Nanosensors Could Help Reduce Laboratory Animal Testing
cylonlover writes "Animal testing is an area that elicits strong feelings on both sides of the argument for and against the practice. Supporters like the British Royal Society argue that virtually every medical breakthrough of the 20th century involved the use of animals in some way, while opponents say that it is not only cruel, but actually impedes medical progress by using misleading animal models. Whatever side of the argument researchers fall on, most would likely use an alternative to animal testing if it existed. And an alternative that reduces the need for animal testing is just what Fraunhofer researchers hope their new sensor nanoparticles will be."
Even if you disagree with animal rights, This would be a very cost effective way to test theories. A sensor doesn't need food, water or shelter. And if you remove those factors, development costs go down.
Restore the madness of youth's lechery
Well, there goes my plan. Now I'm just a guy with a shitload of rats in his basement.

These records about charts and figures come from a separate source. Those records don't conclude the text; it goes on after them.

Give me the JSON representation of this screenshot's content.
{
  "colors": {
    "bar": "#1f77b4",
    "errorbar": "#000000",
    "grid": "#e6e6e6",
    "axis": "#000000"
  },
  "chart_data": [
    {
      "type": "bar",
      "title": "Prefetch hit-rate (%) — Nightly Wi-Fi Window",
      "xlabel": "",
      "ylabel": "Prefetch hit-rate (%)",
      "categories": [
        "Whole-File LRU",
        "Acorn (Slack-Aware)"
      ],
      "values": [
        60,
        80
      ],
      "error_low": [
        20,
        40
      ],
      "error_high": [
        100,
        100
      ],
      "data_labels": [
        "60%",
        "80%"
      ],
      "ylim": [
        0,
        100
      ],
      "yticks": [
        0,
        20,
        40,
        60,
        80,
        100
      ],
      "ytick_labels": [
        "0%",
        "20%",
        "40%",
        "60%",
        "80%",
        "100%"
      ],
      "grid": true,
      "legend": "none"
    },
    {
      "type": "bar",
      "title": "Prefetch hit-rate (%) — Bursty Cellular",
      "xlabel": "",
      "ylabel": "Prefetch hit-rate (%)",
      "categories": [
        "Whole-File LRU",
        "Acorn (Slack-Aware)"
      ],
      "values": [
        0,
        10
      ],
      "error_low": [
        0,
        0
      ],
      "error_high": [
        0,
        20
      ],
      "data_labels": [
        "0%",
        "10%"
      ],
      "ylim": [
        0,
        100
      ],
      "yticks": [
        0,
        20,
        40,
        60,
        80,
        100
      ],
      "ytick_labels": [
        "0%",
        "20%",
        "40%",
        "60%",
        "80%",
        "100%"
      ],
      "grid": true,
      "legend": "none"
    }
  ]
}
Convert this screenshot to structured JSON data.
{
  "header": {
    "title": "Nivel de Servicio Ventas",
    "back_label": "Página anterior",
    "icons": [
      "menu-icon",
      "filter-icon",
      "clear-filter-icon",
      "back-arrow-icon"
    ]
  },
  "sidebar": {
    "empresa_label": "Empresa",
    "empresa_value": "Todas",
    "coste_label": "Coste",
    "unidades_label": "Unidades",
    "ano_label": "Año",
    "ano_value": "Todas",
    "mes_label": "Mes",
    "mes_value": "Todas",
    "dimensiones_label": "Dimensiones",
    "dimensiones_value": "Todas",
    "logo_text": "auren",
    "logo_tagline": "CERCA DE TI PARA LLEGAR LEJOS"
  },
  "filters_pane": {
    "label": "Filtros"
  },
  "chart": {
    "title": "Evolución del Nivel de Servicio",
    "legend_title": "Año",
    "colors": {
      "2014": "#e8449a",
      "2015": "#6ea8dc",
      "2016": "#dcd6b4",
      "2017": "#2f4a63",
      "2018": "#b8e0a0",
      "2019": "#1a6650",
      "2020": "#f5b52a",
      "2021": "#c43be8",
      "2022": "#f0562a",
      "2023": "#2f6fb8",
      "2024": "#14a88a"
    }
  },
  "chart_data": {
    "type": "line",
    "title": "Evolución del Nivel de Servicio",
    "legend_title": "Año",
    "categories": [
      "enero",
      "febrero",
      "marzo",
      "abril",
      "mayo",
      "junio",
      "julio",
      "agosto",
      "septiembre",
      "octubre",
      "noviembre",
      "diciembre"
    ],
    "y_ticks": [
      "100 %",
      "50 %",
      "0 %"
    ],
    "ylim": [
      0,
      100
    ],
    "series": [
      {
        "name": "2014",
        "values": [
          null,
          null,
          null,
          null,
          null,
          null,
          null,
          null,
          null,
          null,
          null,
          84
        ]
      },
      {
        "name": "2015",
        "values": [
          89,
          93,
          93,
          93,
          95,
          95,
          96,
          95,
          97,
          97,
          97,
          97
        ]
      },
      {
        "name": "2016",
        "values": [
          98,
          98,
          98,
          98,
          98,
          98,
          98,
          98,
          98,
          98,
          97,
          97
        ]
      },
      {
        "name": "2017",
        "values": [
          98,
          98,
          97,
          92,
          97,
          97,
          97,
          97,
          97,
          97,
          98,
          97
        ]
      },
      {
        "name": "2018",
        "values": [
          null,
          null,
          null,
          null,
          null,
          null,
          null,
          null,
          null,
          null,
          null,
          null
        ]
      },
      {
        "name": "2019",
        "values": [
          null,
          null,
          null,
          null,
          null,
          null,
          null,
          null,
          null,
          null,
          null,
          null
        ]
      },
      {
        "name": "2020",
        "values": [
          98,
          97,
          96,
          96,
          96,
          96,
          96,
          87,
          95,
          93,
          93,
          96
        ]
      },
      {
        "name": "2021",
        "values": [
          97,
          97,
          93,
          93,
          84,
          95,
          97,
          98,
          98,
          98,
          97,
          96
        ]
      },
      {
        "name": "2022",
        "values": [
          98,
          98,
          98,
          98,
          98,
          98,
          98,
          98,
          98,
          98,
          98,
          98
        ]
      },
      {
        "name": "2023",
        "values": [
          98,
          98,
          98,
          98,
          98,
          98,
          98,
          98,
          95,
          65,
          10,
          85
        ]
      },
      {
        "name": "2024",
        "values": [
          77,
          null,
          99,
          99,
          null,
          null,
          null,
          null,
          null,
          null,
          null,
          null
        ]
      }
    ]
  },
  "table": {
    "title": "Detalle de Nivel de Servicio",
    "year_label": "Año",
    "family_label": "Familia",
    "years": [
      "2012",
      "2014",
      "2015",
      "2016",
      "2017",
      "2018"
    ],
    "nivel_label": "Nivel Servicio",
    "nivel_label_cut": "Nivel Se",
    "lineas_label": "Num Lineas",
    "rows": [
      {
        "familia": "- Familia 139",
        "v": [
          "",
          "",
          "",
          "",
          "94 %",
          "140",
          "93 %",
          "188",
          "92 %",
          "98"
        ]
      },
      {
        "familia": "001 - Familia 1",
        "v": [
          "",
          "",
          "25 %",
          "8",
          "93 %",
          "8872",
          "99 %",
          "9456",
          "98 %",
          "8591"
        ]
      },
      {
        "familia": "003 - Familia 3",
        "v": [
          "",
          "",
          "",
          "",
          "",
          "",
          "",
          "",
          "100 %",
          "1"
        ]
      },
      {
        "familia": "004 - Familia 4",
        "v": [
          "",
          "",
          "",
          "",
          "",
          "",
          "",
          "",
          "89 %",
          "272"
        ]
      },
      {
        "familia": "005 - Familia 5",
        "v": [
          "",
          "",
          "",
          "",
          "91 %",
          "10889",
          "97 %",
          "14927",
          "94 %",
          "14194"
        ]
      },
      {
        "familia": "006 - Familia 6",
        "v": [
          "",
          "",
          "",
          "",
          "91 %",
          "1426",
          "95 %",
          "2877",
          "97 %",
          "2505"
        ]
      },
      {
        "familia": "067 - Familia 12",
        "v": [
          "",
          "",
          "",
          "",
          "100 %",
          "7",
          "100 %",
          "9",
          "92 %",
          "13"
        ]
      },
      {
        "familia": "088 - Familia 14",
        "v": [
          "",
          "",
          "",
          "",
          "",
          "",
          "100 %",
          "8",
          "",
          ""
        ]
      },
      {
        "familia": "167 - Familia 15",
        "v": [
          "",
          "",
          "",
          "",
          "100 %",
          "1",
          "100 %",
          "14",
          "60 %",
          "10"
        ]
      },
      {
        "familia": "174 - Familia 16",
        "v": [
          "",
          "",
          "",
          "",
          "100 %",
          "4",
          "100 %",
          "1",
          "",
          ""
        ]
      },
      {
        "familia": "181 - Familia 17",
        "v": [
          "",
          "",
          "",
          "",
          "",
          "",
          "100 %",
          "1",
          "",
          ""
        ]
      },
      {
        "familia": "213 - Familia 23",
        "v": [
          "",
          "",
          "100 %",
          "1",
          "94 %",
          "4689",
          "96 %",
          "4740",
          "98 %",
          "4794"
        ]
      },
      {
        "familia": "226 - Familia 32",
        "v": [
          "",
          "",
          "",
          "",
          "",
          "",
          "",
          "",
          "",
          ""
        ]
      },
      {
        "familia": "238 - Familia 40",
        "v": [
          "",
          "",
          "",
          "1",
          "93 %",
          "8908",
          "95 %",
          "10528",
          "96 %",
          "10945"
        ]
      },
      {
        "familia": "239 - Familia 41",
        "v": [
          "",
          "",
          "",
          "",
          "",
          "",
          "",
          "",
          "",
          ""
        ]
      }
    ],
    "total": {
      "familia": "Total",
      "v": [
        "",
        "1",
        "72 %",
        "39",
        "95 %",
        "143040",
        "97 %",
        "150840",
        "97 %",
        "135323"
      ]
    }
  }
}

SJW: Someone who has run out of real oppression, and has to fake it.
This idea is decades old -- testing substances in tissue culture. The Frauenhofer guys have come up with an interesting improvement.
It will never replace most of the animal testing.
Researchers do tissue culture testing all the time. Then after the tissue culture tests, they have to see if it still works in the rats. Lots of times it doesn't. That's especially true with cancer treatments. There are lots of pathways in real animals, and they interfere with each other, particularly liver enzymes.
We cured cancer in tissue culture many times. Then they try to repeat it in animals and it doesn't work.
And lots of animal testing has nothing to do with activating a receptor. How can you send a tissue culture through a maze?
This is especially a problem for discovering harmful effects of consumer products.